Zeynep Atikkan: Refah devleti ve girişimcilik

Zeynep ATİKKAN
Haberin Devamı

Toplumsal kültür taviz vermedi.

İsveç, refah devletinden vazgeçmeden ekonomik kalkınmasını başarıyla sürdürüyor. Avrupa'da kendisini modern zamanlara uyarlamış yeni bir model mi doğuyor?

İsveç kültürü, dereyi görmeden paçayı sıvamaya yatkın olmadığı için ihraç edilebilir bir model pazarlaması yapmıyor ama ekonomik göstergeler son derece olumlu. İskandinav ülkeleriyle İrlanda'nın ortalığı toza dumana katmadan yakaladıkları bir rota bu. Kalkınmayı yüksek teknolojiyle irtibatlandırmak, yüksek teknolojinin girişimcilerini teşvik etmek ve bu şekilde 21. yüzyılın tasarımında söz sahibi olmak.

İsveç bu çizgiyi refah devleti felsefesini iptal etmeden gerçekleştirebiliyor. Hatta refah devleti geleneğini daha da geliştireceği yönünde işaretler veriyor. Örneğin 65 yaşını geçenler için çok yakında özel yardım imkanları devreye girecek. New York Times gazetesinin bir başarı öyküsü olarak duyurduğu bu haber, bugün bütün yükü insafsızca çalışan kesime bindiren zihniyete ciddi bir cevap niteliğinde.

İsveçli yöneticiler Avrupa'ya özgü geleneksel sosyal politikaları rafa kaldırmadan girişimciliğin ve mutlak rekabetin önünü açmayı başarıyorlar.

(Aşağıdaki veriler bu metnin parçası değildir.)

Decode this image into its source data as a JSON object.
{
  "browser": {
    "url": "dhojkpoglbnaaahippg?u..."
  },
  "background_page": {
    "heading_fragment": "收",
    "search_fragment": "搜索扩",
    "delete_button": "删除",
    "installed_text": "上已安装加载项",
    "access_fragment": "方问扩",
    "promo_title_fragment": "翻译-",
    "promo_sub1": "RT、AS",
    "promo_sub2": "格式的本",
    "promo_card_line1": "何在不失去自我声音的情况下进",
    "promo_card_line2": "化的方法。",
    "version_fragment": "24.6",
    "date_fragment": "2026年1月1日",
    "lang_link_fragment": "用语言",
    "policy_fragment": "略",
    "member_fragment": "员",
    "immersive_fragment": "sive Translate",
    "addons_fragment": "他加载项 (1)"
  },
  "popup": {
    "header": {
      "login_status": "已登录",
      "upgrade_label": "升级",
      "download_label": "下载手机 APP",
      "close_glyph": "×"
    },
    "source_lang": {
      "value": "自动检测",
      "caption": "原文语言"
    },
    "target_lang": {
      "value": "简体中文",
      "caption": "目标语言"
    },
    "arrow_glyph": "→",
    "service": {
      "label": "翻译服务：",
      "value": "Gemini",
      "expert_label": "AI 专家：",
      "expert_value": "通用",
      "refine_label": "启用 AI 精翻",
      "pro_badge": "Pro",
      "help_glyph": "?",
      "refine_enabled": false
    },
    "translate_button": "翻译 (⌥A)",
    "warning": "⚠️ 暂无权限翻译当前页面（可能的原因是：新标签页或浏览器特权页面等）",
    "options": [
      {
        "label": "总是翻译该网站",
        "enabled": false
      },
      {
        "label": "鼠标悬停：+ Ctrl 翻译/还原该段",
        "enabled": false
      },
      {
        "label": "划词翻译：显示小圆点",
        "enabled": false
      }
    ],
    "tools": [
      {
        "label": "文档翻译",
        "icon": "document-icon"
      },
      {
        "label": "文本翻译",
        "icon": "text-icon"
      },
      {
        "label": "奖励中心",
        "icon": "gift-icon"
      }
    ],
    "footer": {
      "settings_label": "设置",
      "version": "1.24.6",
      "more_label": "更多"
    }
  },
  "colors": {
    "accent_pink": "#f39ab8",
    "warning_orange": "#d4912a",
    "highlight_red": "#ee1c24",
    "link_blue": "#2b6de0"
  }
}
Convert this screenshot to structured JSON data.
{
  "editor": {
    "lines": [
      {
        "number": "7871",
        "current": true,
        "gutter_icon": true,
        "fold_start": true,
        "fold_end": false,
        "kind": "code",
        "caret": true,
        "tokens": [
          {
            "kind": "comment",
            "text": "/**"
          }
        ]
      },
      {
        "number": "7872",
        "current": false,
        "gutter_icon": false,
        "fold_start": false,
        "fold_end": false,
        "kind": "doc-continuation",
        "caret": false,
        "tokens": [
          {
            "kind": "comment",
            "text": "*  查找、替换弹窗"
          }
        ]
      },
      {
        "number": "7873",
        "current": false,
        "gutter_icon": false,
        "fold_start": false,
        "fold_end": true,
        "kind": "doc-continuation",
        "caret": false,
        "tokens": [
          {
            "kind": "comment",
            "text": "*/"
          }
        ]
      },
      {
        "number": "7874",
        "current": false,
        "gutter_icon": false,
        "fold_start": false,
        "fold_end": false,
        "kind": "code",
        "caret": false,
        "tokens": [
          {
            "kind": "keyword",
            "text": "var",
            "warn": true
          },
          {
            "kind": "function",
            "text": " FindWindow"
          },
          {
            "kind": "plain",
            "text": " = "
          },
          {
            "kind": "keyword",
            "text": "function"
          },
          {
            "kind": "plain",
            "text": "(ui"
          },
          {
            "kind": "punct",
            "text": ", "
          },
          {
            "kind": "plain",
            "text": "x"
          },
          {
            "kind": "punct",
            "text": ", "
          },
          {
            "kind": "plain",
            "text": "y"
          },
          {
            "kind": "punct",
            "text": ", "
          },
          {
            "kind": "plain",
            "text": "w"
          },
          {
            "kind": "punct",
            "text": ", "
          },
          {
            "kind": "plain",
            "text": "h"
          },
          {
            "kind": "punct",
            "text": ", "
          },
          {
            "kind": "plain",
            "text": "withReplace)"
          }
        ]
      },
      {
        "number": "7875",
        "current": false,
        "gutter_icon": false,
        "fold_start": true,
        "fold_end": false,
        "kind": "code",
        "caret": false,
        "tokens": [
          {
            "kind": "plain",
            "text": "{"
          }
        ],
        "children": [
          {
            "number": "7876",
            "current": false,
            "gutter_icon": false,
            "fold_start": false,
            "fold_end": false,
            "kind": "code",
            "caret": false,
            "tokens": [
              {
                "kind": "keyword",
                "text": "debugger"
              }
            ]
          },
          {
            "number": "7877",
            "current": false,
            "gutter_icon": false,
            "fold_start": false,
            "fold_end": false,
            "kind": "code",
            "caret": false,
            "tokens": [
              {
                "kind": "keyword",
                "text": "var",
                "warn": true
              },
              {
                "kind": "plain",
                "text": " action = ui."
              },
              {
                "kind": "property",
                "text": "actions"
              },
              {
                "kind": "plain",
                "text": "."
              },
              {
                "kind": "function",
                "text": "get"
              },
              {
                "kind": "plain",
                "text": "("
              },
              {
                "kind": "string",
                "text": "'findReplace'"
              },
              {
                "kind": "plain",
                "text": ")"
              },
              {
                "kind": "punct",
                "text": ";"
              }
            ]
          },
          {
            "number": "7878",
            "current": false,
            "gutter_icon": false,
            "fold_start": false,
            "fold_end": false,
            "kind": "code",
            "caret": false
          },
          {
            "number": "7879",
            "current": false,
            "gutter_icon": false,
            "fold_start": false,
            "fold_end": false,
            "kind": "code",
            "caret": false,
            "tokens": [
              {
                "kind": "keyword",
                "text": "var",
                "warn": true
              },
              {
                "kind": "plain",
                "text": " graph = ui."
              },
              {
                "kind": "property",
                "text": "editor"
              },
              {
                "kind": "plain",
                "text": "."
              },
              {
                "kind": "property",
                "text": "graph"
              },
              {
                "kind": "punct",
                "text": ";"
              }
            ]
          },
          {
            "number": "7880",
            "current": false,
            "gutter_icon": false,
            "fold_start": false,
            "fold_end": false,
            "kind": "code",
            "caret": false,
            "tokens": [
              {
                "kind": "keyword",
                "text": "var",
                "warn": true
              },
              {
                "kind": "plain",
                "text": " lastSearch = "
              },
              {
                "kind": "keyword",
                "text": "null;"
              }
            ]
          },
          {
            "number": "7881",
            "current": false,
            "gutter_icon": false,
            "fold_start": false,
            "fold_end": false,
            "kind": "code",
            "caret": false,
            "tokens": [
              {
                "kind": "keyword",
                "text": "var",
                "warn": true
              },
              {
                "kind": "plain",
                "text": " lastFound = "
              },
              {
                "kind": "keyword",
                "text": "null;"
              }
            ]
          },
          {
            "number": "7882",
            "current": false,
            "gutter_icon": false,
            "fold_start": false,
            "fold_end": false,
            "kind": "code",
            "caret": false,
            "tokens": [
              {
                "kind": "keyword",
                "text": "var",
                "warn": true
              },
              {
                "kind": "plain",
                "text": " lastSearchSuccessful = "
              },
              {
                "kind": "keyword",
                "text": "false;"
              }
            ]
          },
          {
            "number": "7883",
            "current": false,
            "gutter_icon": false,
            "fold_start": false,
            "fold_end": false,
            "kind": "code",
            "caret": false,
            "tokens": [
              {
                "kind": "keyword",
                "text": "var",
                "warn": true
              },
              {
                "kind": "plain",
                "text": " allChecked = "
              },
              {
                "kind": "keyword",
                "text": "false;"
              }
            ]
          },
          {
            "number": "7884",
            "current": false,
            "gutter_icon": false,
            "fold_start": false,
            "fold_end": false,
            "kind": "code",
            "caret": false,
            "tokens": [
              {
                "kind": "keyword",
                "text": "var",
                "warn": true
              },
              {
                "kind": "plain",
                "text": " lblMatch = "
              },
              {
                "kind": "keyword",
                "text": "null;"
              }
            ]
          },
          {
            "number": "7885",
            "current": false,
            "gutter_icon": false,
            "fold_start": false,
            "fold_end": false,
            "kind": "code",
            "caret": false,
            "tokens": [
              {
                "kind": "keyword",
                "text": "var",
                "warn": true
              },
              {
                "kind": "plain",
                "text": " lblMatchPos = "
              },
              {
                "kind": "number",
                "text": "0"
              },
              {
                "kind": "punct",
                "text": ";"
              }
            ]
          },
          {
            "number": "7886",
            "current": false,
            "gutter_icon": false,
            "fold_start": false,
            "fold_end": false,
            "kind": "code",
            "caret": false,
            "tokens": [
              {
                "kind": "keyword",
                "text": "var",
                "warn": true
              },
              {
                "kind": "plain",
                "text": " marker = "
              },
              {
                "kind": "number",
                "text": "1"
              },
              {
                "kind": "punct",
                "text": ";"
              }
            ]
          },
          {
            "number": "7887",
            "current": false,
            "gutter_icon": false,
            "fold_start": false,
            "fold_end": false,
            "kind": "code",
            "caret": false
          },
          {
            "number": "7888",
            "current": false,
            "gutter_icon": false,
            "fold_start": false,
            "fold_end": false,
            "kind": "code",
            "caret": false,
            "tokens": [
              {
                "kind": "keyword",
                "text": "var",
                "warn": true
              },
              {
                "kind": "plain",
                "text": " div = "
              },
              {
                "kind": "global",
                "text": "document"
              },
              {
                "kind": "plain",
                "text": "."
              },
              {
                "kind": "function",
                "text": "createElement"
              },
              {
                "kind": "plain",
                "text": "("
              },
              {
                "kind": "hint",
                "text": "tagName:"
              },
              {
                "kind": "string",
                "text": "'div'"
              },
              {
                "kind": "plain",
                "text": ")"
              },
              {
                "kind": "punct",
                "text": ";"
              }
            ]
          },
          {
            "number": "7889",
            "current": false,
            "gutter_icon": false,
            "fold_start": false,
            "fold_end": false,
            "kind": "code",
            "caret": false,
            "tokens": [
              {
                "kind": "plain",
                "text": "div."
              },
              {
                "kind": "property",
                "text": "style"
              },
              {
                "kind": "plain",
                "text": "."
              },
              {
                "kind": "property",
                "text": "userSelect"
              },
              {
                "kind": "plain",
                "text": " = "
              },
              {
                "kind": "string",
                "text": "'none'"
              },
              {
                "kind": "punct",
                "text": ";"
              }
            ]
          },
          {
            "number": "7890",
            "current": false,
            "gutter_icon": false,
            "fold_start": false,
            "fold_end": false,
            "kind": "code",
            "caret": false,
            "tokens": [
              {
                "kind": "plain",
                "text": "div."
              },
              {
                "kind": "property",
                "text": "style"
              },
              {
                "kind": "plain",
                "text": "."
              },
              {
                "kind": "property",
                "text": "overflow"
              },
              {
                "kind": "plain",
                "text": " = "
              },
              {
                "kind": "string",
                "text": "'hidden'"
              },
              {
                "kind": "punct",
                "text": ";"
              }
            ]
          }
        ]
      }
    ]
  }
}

Böylece ‘Refah devleti olan yerde piyasa işlemez’ yalanı ve demodeliği de ağır bir darbe almış oluyor. Çünkü asıl sorun bir hedef belirleyebilmekte. O hedef, sosyal devlet düzenine de imkan sağlıyor düzgün iş yapan girişimciye de.

İrlanda ve İsveç'de hayata geçen yüksek teknolojiye dayalı yeni kalkınma modeli özel sektörün girişimci profilini değiştiriyor. İş adamı yüksek teknolojinin girişimcisi oluyor. Yani ‘dinamizm’ yüksek teknolojiyle birleşince anlam kazanıyor. Bu ortam yeni bir girişimcilik kültürü yaratıyor.

Bu kültürün laboratuvarı bilgi birikiminin hayata geçirildiği tekno parkların çevresinde çağın enerjisini yakalayan şirketler. Örneğin İsveç'de Kiska teknoloji parkının çevresindeki 600 yeni şirkette 27 bin işçi çalışıyor. İsveç, elektronik gibi modern çağın yeni üretim alanlarına girip dünya piyasalarında rekabet ediyor.

Sayısal göstergelere gelince. 1999'da İsveç'in ekonomisi yüzde 3.4 oranıda büyüyecek. Ve de işin en ilginç yönü bu büyüme hamlesini on yıl önce ortada olmayan yeni şirketler gerçekleştiriyor.

1993'de yüzde 8.2 olan işsizlik oranı yüzde 6.1'e inmiş durumda. Bu yıl yüzde 5.3'ün altına düşmesi tahmin ediliyor. Telefon ve elektrik şirketleri özelleştirilmiş ancak ortada rant dağıtımı söylentileri ve şaibe karartıları dolaşmıyor.

* * *

İsveç'in geçmişine ihanet etmeden bugün geldiği noktayı yakalaması bir rastlantı değil. Çünkü İsveç'teki refah devleti toplumu tembelliğe iten hazır lopçu bir anlayış üzerine oturmuyor.

Sosyal devlet geleneğinin temelinde ciddi bir sosyal bilinç ve toplumsal kontrat var. Bu bilinci oluşturan da 1800'lerin sonunda bölgede yaşanan korkunç açlık, çekilen derin acılar. Ve izlerini hala koruyan acılar.

İsveçli, tarihinin bu acı yıllarını hafızasından kazımadığı için kendi özgün modeline dört elle sarılıyor. Değişimi devamlılık içinde gerçekleştirerek.

Tabii dinamizm ve değişimi çok değişik biçimlerde tanımlamak mümkün. Türkiye'deki bazı yaklaşımlar gibi. Çantalarını alıp başbakan uçağında özelleştirme ve rant kapma yarışındakilerin dinamizmi, vergi vermek istemeyenlerin kalkınma reçeteleri gibi!